Part 4 : Deploy, Run Inference, Interpret Inference

Overview 

Notebook 0 : Overview, Architecture and Data Exploration
Notebook 1: Data Prep, Process, Store Features
Notebook 2: Train, Check Bias, Tune, Record Lineage, and Register a Model
Notebook 3: Mitigate Bias, Train New Model, Store in Registry
`Notebook 4: Deploy Model, Run Predictions <./4-deploy-run-inference-e2e.ipynb>`__
`Architecture <#deploy>`__
`Deploy an approved model and Run Inference via Feature Store <#deploy-model>`__
`Create a Predictor <#predictor>`__
`Run Predictions from Online FeatureStore <#run-predictions>`__
Notebook 5 : Create and Run an End-to-End Pipeline to Deploy the Model

In this section of the end to end use case, we will deploy the mitigated model that is the end-product of this fraud detection use-case.
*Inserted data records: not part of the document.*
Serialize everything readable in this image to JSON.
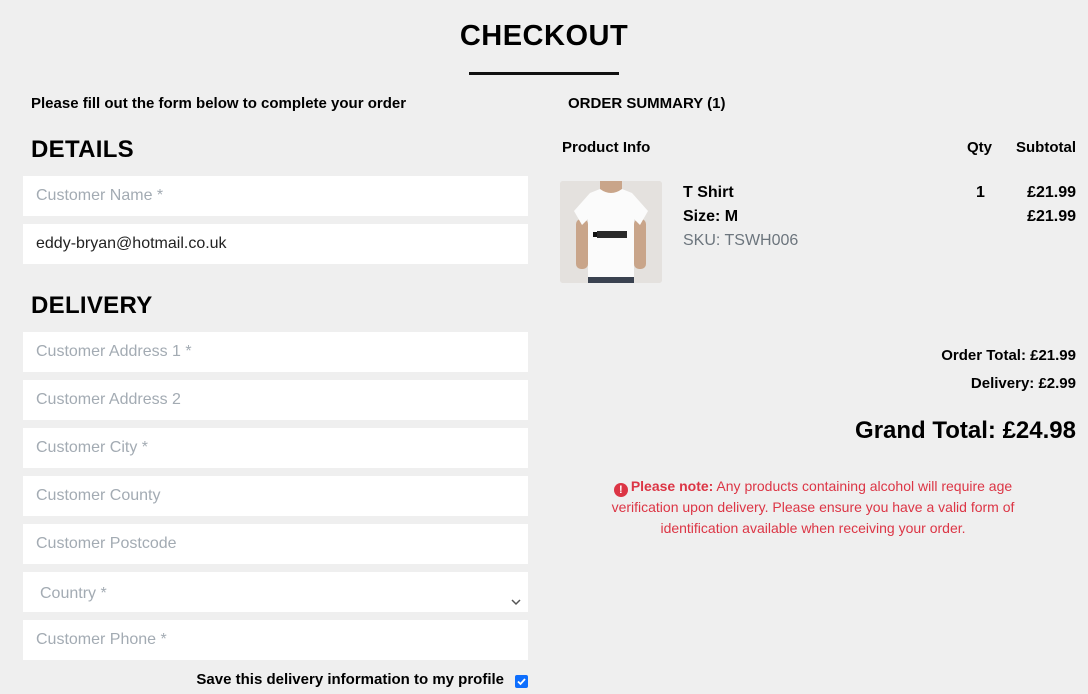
{
  "page": {
    "title": "CHECKOUT",
    "instructions": "Please fill out the form below to complete your order"
  },
  "details": {
    "heading": "DETAILS",
    "name_placeholder": "Customer Name *",
    "email_value": "eddy-bryan@hotmail.co.uk"
  },
  "delivery": {
    "heading": "DELIVERY",
    "address1_placeholder": "Customer Address 1 *",
    "address2_placeholder": "Customer Address 2",
    "city_placeholder": "Customer City *",
    "county_placeholder": "Customer County",
    "postcode_placeholder": "Customer Postcode",
    "country_selected": "Country *",
    "phone_placeholder": "Customer Phone *",
    "save_label": "Save this delivery information to my profile",
    "save_checked": true
  },
  "summary": {
    "heading": "ORDER SUMMARY (1)",
    "col_product": "Product Info",
    "col_qty": "Qty",
    "col_subtotal": "Subtotal",
    "items": [
      {
        "name": "T Shirt",
        "size": "Size: M",
        "sku": "SKU: TSWH006",
        "qty": "1",
        "price": "£21.99",
        "subtotal": "£21.99",
        "image_icon": "t-shirt-product-photo"
      }
    ],
    "order_total": "Order Total: £21.99",
    "delivery": "Delivery: £2.99",
    "grand_total": "Grand Total: £24.98"
  },
  "note": {
    "icon": "exclamation-circle-icon",
    "label": "Please note:",
    "text": " Any products containing alcohol will require age verification upon delivery. Please ensure you have a valid form of identification available when receiving your order."
  },
  "colors": {
    "background": "#efefef",
    "warning": "#dc3545",
    "checkbox": "#0d6efd",
    "placeholder": "#a3abb3",
    "muted": "#6c757d"
  }
}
We will show how to run inference and also how to use Clarify to interpret or “explain” the model.

Install required and/or update third-party libraries

[ ]:

!python -m pip install -Uq pip
!python -m pip install -q awswrangler==2.2.0 imbalanced-learn==0.7.0 sagemaker==2.41.0 boto3==1.17.70

Load stored variables

Run the cell below to load any prevously created variables. You should see a print-out of the existing variables. If you don’t see anything you may need to create them again or it may be your first time running this notebook.

[ ]:

%store -r
%store

Important: You must have run the previous sequential notebooks to retrieve variables using the StoreMagic command.

Import libraries

[ ]:

import json
import time
import boto3
import sagemaker
import numpy as np
import pandas as pd
import awswrangler as wr

Set region, boto3 and SageMaker SDK variables

[ ]:

# You can change this to a region of your choice
import sagemaker

region = sagemaker.Session().boto_region_name
print("Using AWS Region: {}".format(region))

[ ]:

boto3.setup_default_session(region_name=region)

boto_session = boto3.Session(region_name=region)

s3_client = boto3.client("s3", region_name=region)

sagemaker_boto_client = boto_session.client("sagemaker")

sagemaker_session = sagemaker.session.Session(
    boto_session=boto_session, sagemaker_client=sagemaker_boto_client
)

sagemaker_role = sagemaker.get_execution_role()

account_id = boto3.client("sts").get_caller_identity()["Account"]

[ ]:

# variables used for parameterizing the notebook run
endpoint_name = f"{model_2_name}-endpoint"
endpoint_instance_count = 1
endpoint_instance_type = "ml.m4.xlarge"

predictor_instance_count = 1
predictor_instance_type = "ml.c5.xlarge"
batch_transform_instance_count = 1
batch_transform_instance_type = "ml.c5.xlarge"

Architecture for this ML Lifecycle Stage : Train, Check Bias, Tune, Record Lineage, Register Model

overview

train-assess-tune-register

Deploy an approved model and make prediction via Feature Store

overview

In the real-life MLOps lifecycle, a model package gets approved after evaluation by data scientists, subject matter experts and auditors.

[ ]:

second_model_package = sagemaker_boto_client.list_model_packages(ModelPackageGroupName=mpg_name)[
    "ModelPackageSummaryList"
][0]
model_package_update = {
    "ModelPackageArn": second_model_package["ModelPackageArn"],
    "ModelApprovalStatus": "Approved",
}

update_response = sagemaker_boto_client.update_model_package(**model_package_update)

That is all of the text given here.